After Canada’s 1867 Confederation, the first census was taken in 1871 and would be taken every tenth year thereafter. At the time Canada only had four provinces, Ontario, Quebec, New Brunswick and Nova Scotia, and everyone, including aboriginals, was included in this census. This continued until 1956, when we switched to one every five years. In 1971, the Dominion Bureau of Statistics became Statistics Canada.
Censuses are taken to provide accurate information on our population: including where they live, occupations, marital status, number of children, etc. The information gathered is used for public services, like schools, health care, roads, bridges, libraries, etc. This information also determines federal transfer payments to the provinces and electoral boundaries, among other things.

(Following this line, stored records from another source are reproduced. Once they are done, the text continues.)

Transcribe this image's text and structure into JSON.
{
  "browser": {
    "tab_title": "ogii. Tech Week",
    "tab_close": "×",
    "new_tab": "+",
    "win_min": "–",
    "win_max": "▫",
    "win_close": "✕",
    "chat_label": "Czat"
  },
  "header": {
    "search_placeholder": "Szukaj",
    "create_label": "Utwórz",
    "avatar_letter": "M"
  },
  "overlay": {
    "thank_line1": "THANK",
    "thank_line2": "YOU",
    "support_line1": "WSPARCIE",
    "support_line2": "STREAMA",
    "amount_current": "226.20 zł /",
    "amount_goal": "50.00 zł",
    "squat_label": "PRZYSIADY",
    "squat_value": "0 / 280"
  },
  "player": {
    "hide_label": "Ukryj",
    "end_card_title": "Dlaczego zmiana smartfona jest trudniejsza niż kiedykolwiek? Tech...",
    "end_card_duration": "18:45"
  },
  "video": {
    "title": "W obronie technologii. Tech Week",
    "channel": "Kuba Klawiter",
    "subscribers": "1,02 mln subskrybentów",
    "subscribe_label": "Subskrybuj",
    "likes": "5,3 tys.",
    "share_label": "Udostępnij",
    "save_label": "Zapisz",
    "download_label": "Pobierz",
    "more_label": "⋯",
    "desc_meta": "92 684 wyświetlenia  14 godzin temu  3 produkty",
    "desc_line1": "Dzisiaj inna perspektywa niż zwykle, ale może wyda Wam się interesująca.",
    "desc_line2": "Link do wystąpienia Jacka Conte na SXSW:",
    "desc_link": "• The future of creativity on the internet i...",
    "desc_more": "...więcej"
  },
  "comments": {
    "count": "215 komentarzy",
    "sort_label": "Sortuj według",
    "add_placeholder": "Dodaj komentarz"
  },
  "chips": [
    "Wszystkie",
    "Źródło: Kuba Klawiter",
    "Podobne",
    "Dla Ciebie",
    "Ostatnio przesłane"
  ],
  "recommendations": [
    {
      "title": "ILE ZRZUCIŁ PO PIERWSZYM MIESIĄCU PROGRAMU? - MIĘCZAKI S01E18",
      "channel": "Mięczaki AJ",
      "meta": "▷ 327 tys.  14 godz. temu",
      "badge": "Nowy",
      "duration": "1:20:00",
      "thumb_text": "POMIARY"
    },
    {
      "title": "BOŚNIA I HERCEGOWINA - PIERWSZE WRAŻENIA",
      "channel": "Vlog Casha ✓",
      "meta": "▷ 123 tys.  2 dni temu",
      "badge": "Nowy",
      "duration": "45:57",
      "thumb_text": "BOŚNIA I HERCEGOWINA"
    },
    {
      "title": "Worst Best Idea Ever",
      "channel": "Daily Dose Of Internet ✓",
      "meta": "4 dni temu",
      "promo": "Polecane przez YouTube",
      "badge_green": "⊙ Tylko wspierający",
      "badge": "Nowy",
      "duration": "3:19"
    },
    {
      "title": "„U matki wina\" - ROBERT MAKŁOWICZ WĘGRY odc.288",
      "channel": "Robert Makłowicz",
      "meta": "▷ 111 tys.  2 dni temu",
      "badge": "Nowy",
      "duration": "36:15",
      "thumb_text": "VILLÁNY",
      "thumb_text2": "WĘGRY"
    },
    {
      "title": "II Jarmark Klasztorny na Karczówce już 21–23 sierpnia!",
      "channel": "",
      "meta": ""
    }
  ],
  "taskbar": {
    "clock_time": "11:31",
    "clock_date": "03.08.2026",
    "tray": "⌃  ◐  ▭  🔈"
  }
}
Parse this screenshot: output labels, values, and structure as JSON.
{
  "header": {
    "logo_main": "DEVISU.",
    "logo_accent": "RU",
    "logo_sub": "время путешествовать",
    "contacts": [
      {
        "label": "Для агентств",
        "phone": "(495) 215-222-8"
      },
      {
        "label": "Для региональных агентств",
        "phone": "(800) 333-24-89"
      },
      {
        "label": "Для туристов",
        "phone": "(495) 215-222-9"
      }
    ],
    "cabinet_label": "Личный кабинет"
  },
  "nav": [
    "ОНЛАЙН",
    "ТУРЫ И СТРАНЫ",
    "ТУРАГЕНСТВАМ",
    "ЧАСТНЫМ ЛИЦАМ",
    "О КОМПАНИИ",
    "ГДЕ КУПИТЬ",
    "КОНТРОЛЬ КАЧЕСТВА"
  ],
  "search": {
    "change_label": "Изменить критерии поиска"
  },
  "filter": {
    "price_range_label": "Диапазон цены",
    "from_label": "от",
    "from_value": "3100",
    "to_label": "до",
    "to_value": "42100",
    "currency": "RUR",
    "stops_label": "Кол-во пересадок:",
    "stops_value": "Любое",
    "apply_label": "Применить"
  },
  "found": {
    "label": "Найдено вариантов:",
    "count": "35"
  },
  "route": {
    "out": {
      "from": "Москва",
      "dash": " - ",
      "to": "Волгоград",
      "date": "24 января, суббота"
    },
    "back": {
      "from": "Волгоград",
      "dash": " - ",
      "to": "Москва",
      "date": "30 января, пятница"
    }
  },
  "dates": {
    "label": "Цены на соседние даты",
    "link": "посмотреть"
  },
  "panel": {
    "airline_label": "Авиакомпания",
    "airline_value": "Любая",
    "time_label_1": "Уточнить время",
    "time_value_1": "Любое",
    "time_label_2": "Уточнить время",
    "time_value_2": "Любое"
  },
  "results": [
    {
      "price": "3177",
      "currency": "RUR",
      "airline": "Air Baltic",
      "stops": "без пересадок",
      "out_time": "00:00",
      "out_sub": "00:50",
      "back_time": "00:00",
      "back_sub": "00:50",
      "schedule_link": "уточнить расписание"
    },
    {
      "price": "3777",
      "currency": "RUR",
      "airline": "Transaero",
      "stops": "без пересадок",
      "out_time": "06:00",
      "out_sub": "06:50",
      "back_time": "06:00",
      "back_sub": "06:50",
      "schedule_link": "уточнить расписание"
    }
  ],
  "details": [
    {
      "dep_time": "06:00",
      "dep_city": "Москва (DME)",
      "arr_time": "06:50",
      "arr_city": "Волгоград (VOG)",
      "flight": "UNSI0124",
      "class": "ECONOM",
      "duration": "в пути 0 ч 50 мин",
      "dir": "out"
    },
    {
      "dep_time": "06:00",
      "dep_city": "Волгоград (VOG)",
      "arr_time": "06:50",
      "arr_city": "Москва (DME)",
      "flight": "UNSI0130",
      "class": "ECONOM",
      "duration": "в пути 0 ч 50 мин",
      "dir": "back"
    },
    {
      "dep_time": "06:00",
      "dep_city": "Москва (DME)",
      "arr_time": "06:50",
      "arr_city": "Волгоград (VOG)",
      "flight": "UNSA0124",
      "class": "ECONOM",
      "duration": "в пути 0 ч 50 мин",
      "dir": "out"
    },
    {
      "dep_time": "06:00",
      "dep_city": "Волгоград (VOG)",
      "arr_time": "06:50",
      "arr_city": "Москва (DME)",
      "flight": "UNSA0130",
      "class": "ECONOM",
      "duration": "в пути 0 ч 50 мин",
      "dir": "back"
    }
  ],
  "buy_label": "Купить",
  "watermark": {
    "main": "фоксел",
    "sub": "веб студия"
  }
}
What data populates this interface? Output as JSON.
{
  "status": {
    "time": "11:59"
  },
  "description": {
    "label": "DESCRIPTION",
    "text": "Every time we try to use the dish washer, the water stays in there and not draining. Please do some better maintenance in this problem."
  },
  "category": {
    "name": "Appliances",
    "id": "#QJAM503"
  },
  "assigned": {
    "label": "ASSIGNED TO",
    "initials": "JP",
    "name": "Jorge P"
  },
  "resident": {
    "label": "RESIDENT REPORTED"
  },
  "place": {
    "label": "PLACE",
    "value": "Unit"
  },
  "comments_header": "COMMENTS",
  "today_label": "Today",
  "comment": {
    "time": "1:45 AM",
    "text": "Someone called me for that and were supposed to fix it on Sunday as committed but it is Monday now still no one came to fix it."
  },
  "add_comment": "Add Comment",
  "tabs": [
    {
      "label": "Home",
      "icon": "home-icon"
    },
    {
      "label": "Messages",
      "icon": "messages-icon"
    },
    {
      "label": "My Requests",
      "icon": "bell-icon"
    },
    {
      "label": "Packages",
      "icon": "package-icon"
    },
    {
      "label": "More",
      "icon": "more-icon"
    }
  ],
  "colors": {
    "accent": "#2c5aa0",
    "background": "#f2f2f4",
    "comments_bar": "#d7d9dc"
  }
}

Armed with this information, and more now forgotten, I was ready to tackle my job as census commissioner in that long ago spring of my youth. The first thing I did was hire Annette d’Eon, who had worked with me two years previously during the Federal Election, and opened an office near my home. We hired Joan d’Eon as secretary and the three of us worked as a team tabulating the information gathered from our district.
No matter how well oiled the machine, there are bound to be glitches. One day a very excited census taker phoned to say a man living in the back woods of Tusket had “booted” him out of his house saying he was not answering questions for the Census or anybody else. He said the man was big and looked dangerous. A friend from Tusket told me it was best not to bother this guy: “he could be mean; the census people would not know the difference anyway”. True, but I would know the difference and I was paid to gather information; this I intended to do.
Dreading the task ahead, I drove to this guy’s place where an old farm tractor was parked by the back door. A giant of a man came to the door with a knife in one hand and a mackerel in the other, I said I was looking at his tractor and I also had a farm tractor myself. That broke the ice and he invited me inside. He was preparing mackerels for supper. He said he was a lousy cook, but was left to fend for himself since his wife had left him and moved to Cape Island, Shelburne County. I had not asked even one questions and he had already answered two of them.
In addition a white lie came in handy. Not about to mention the census, I told him we were doing a survey to determine if his road should be paved or not. I steered the conversation towards the questions on the census form and received most of the information I needed. He would not tell me his age, but in the span of the conversation I gathered he was about fifty years old. I thanked him for his opinions on paving his road, and he even invited me to visit him anytime I was in the area. I never did. A few years later I was saddened to read his obituary in the Yarmouth Vanguard; his cooking had likely killed him.
Back at the office, we filled out a special form provided for such cases. The census people never knew we had guessed the date he was born.
And that’s how I remember the census of 1976.